# Boca Grande and jig fishermen



## marc (May 21, 2004)

I know its been going on for a while over in Boca, but whats yalls take? Should breakaway jigs be banned for tarpon? I've used them in Texas and not once have they foul hooked a tarpon.

interesting discussion...
http://www.projecttarpon.com/forums/showthread.php?tid=66&page=1


----------



## Blackwater21 (Jan 16, 2009)

I'm not for banning any style of fishing or lure for tarpon fishing. Jig fishing in boca Grande Pass requires boats to be directly above the tarpon schools. This type of fishing make it almost impossible for any other technique to be used while boats are jig fishing. If just one boat drops a jig on a school of tarpon then everyone else must do the same because it will drve the fish to the bottom. Jig fishing in boca Grande Pass is only effective in 30ft or deeper. If the tarpon in less then 30ft then casting live bait is better. A lot of times an inexperienced jig fisherman will see a boat working a pod of fish in 20-30 ft of water on the edge of the pass and they will come drop a jig on the fish and will ruin it for everyone else.

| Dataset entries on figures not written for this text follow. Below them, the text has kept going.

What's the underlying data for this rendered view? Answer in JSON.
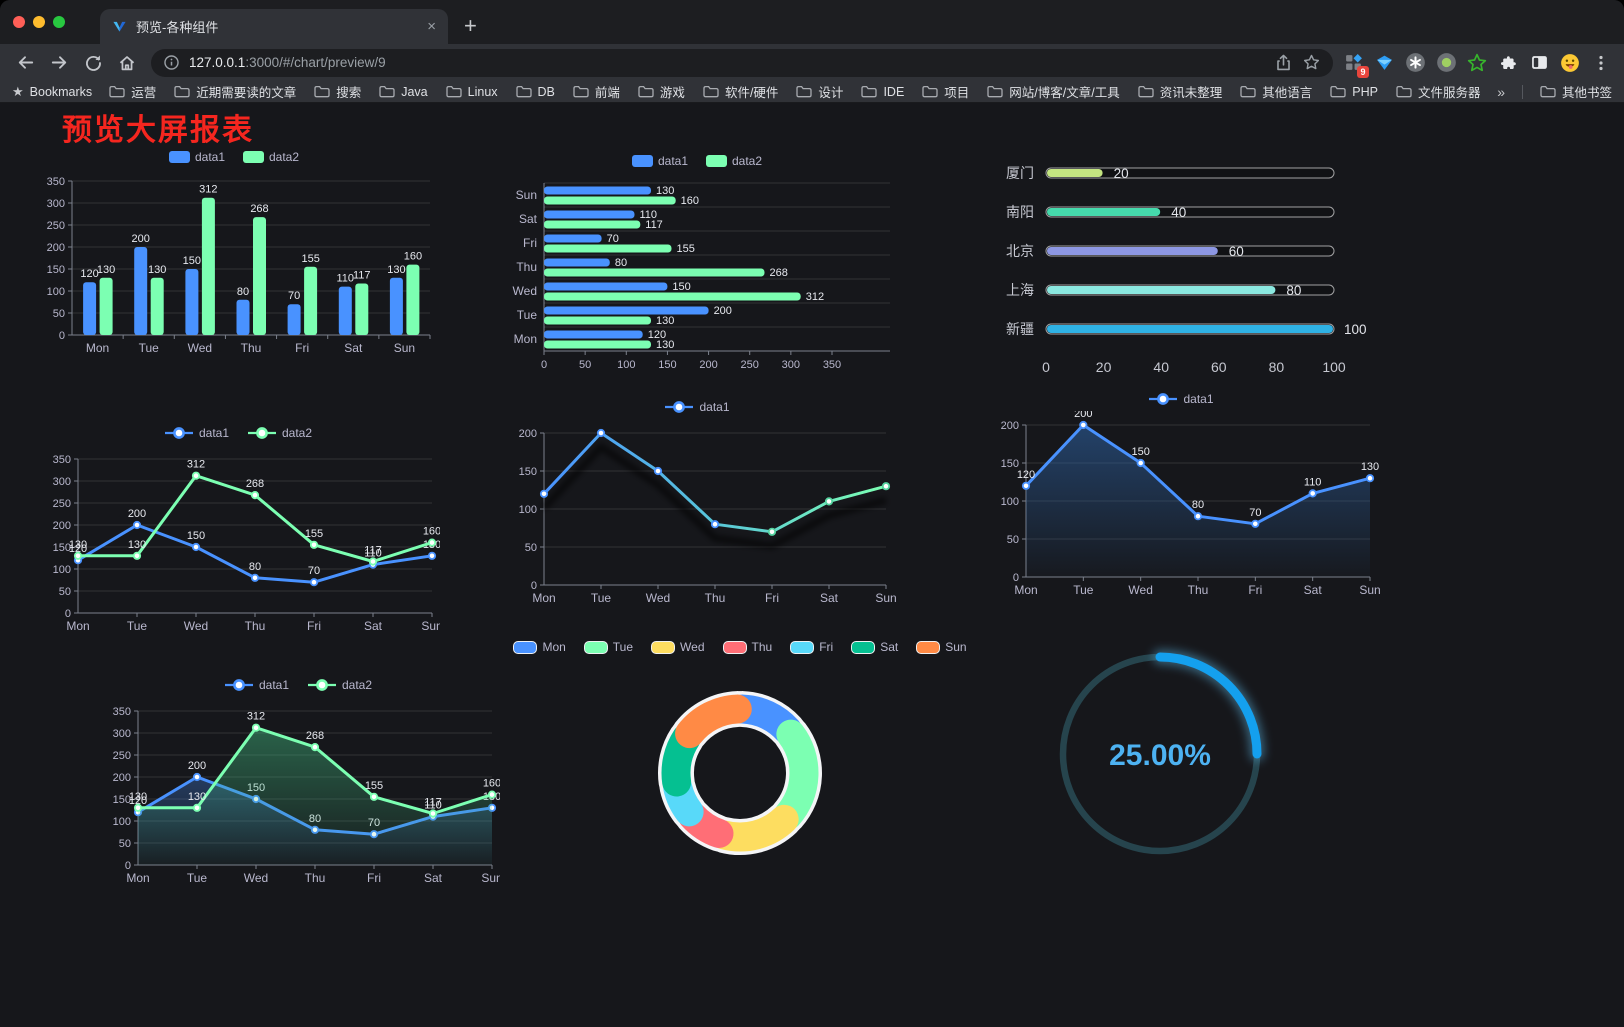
{
  "browser": {
    "tab_title": "预览-各种组件",
    "url_host": "127.0.0.1",
    "url_rest": ":3000/#/chart/preview/9",
    "new_tab_label": "+",
    "tab_close_label": "×",
    "bookmarks_label": "Bookmarks",
    "bookmarks": [
      "运营",
      "近期需要读的文章",
      "搜索",
      "Java",
      "Linux",
      "DB",
      "前端",
      "游戏",
      "软件/硬件",
      "设计",
      "IDE",
      "项目",
      "网站/博客/文章/工具",
      "资讯未整理",
      "其他语言",
      "PHP",
      "文件服务器"
    ],
    "bookmarks_overflow": "»",
    "other_bookmarks": "其他书签",
    "extension_badge": "9"
  },
  "page": {
    "title": "预览大屏报表",
    "title_color": "#f5261f",
    "background": "#16171b"
  },
  "chart_data": [
    {
      "id": "bar-vertical",
      "type": "bar",
      "legend": "rect",
      "categories": [
        "Mon",
        "Tue",
        "Wed",
        "Thu",
        "Fri",
        "Sat",
        "Sun"
      ],
      "series": [
        {
          "name": "data1",
          "color": "#4992ff",
          "values": [
            120,
            200,
            150,
            80,
            70,
            110,
            130
          ]
        },
        {
          "name": "data2",
          "color": "#7cffb2",
          "values": [
            130,
            130,
            312,
            268,
            155,
            117,
            160
          ]
        }
      ],
      "ylim": [
        0,
        350
      ],
      "ytick": 50
    },
    {
      "id": "bar-horizontal",
      "type": "bar-horizontal",
      "legend": "rect",
      "categories": [
        "Mon",
        "Tue",
        "Wed",
        "Thu",
        "Fri",
        "Sat",
        "Sun"
      ],
      "series": [
        {
          "name": "data1",
          "color": "#4992ff",
          "values": [
            120,
            200,
            150,
            80,
            70,
            110,
            130
          ]
        },
        {
          "name": "data2",
          "color": "#7cffb2",
          "values": [
            130,
            130,
            312,
            268,
            155,
            117,
            160
          ]
        }
      ],
      "xlim": [
        0,
        350
      ],
      "xtick": 50
    },
    {
      "id": "progress",
      "type": "progress-bar",
      "categories": [
        "厦门",
        "南阳",
        "北京",
        "上海",
        "新疆"
      ],
      "values": [
        20,
        40,
        60,
        80,
        100
      ],
      "colors": [
        "#c4e581",
        "#45d9ac",
        "#8d97e3",
        "#8be8e0",
        "#2fb2e5"
      ],
      "xlim": [
        0,
        100
      ],
      "xticks": [
        0,
        20,
        40,
        60,
        80,
        100
      ]
    },
    {
      "id": "line-basic",
      "type": "line",
      "legend": "marker",
      "show_labels": true,
      "categories": [
        "Mon",
        "Tue",
        "Wed",
        "Thu",
        "Fri",
        "Sat",
        "Sun"
      ],
      "series": [
        {
          "name": "data1",
          "color": "#4992ff",
          "values": [
            120,
            200,
            150,
            80,
            70,
            110,
            130
          ]
        },
        {
          "name": "data2",
          "color": "#7cffb2",
          "values": [
            130,
            130,
            312,
            268,
            155,
            117,
            160
          ]
        }
      ],
      "ylim": [
        0,
        350
      ],
      "ytick": 50
    },
    {
      "id": "line-gradient",
      "type": "line",
      "legend": "marker",
      "show_labels": false,
      "shadow": true,
      "categories": [
        "Mon",
        "Tue",
        "Wed",
        "Thu",
        "Fri",
        "Sat",
        "Sun"
      ],
      "series": [
        {
          "name": "data1",
          "color": "#4992ff",
          "gradient": [
            "#4992ff",
            "#58c6d9",
            "#7cffb2"
          ],
          "values": [
            120,
            200,
            150,
            80,
            70,
            110,
            130
          ]
        }
      ],
      "ylim": [
        0,
        200
      ],
      "ytick": 50
    },
    {
      "id": "line-area",
      "type": "line",
      "legend": "marker",
      "show_labels": true,
      "categories": [
        "Mon",
        "Tue",
        "Wed",
        "Thu",
        "Fri",
        "Sat",
        "Sun"
      ],
      "series": [
        {
          "name": "data1",
          "color": "#4992ff",
          "area": [
            "rgba(44,95,158,0.60)",
            "rgba(44,95,158,0.03)"
          ],
          "values": [
            120,
            200,
            150,
            80,
            70,
            110,
            130
          ]
        }
      ],
      "ylim": [
        0,
        200
      ],
      "ytick": 50
    },
    {
      "id": "line-area-two",
      "type": "line",
      "legend": "marker",
      "show_labels": true,
      "categories": [
        "Mon",
        "Tue",
        "Wed",
        "Thu",
        "Fri",
        "Sat",
        "Sun"
      ],
      "series": [
        {
          "name": "data1",
          "color": "#4992ff",
          "area": [
            "rgba(73,146,255,0.30)",
            "rgba(73,146,255,0.02)"
          ],
          "values": [
            120,
            200,
            150,
            80,
            70,
            110,
            130
          ]
        },
        {
          "name": "data2",
          "color": "#7cffb2",
          "area": [
            "rgba(66,190,130,0.45)",
            "rgba(66,190,130,0.03)"
          ],
          "values": [
            130,
            130,
            312,
            268,
            155,
            117,
            160
          ]
        }
      ],
      "ylim": [
        0,
        350
      ],
      "ytick": 50
    },
    {
      "id": "pie-donut",
      "type": "pie",
      "legend": "rect",
      "labels": [
        "Mon",
        "Tue",
        "Wed",
        "Thu",
        "Fri",
        "Sat",
        "Sun"
      ],
      "values": [
        120,
        200,
        150,
        80,
        70,
        110,
        130
      ],
      "colors": [
        "#4992ff",
        "#7cffb2",
        "#fddd60",
        "#ff6e76",
        "#58d9f9",
        "#05c091",
        "#ff8a45"
      ]
    },
    {
      "id": "gauge",
      "type": "gauge",
      "value": 25,
      "label": "25.00%",
      "color": "#14a0ee",
      "glow_color": "#66ccff",
      "track_color": "#26444d",
      "text_color": "#4db2f2"
    }
  ]
}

When the tarpon are holding in 40-80ft of water jig fishing is a very effective technique. The problem is a lot of jig fishermen will not take the time to buy or catch live bait. When the tarpon move into the shallower parts of the pass they jig guys will continue to jig fish because they don't have any other choice. My advice is that if you only have jigs when come into Boca Grande Pass, then its best for everyone if you only fish in 35 ft or deeper.


----------



## bbl58 (Jan 25, 2007)

i thought it was the use of lead that was causing the ban on jig heads. i saw a show about florida and the abandoned lead that was on the bottom of area that was beingn fished for tarpon was causing some to argue the use of break-away jig heads


----------



## REELING 65 (Aug 18, 2009)

Blackwater21 said:


> I'm not for banning any style of fishing or lure for tarpon fishing. Jig fishing in boca Grande Pass requires boats to be directly above the tarpon schools. This type of fishing make it almost impossible for any other technique to be used while boats are jig fishing. If just one boat drops a jig on a school of tarpon then everyone else must do the same because it will drve the fish to the bottom. Jig fishing in boca Grande Pass is only effective in 30ft or deeper. If the tarpon in less then 30ft then casting live bait is better. A lot of times an inexperienced jig fisherman will see a boat working a pod of fish in 20-30 ft of water on the edge of the pass and they will come drop a jig on the fish and will ruin it for everyone else.
> 
> When the tarpon are holding in 40-80ft of water jig fishing is a very effective technique. The problem is a lot of jig fishermen will not take the time to buy or catch live bait. When the tarpon move into the shallower parts of the pass they jig guys will continue to jig fish because they don't have any other choice. My advice is that if you only have jigs when come into Boca Grande Pass, then its best for everyone if you only fish in 35 ft or deeper.


 Good info and Thank You.
:texasflagI miss the Silver Kings


----------



## marc (May 21, 2004)

bbl58 said:


> i thought it was the use of lead that was causing the ban on jig heads. i saw a show about florida and the abandoned lead that was on the bottom of area that was beingn fished for tarpon was causing some to argue the use of break-away jig heads


The buildup of lead on the floor was the first argument that I heard years ago. Now seems like it has changed to foul hooking and spooking fish. I'm not from there... just been reading about it.

What groups sill want the jigs banned?


----------



## Blackwater21 (Jan 16, 2009)

"break away" tackle including jigs have been banned in Boca Grande Pass for several years. The jigs that are now used are non break away.

The "drift boat" guides have always claimed that the jig is a "snagging" devices. The drift boats also used "break away" lead on their rigs prior the the "break way" ban.


----------